THE EXCESS: JAM SPILT OUT THE SIDE IS MEANT TO BE EATEN
Class is never carried out exactly the way I write it down beforehand. Something more urgent comes as an essential response to the way I perceive a field of phenomenological experiences unfolding before me. What is the relationship of training to research and training to communities of research?
URGENCY IN THE STUDIO
On the topic of urgency, I return to BALLET IN 2021, EUROPE. If the studio is a location of research and artistic practice is a place of embodied knowledge production, how can interruptions become opportunities for social change? How do we come to the studio? On what basis? How do we borrow and spread techniques? How is the way we do technique, as a practice, furthering our embodied or disembodied experience in the world?

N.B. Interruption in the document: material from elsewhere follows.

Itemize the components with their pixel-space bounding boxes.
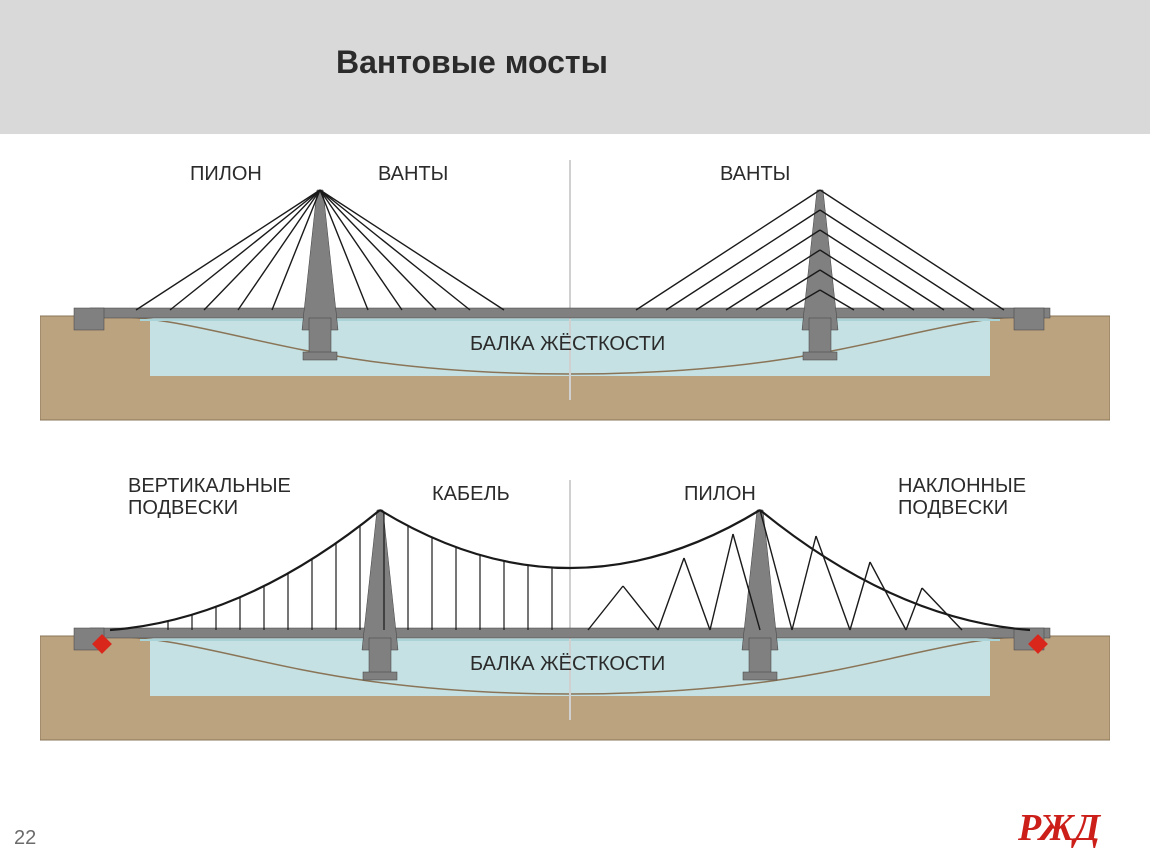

COLLABORATION: A METHOD FOR TEACHING
How does the room work? Testing ways of knowing, I invite collaborators from other fields to experiment with me as I transmit ballet knowledge in a temporary container that is open to interrupting mainstream notions of success in ballet practice and commercial studio environments. Reflecting as a group on who has been dispossessed by imperial techniques, I co-teach courses that ask about fringe innovation: Black feminism, class consciousness, abolition, and queer theory. Goal: reflect on our relationship to competitiveness, how we might create a sense of belonging in a ballet class that does not require sexual exploitation or homophobia in order to function.
OFFERINGS
The ballet teacher who mentors me in teaching technique exercises, “my teacher”, tells me it is not what I teach (she says that if there was another technique she knew a lot about she would teach that, only, for her it happens to be ballet). Her point: it is not just the form practiced but the practice of the offering. If I am to teach what I know well, also ballet in my case, how I teach matters. How do people do ballet differently? Difference is constituted in the way of doing as a way of being different.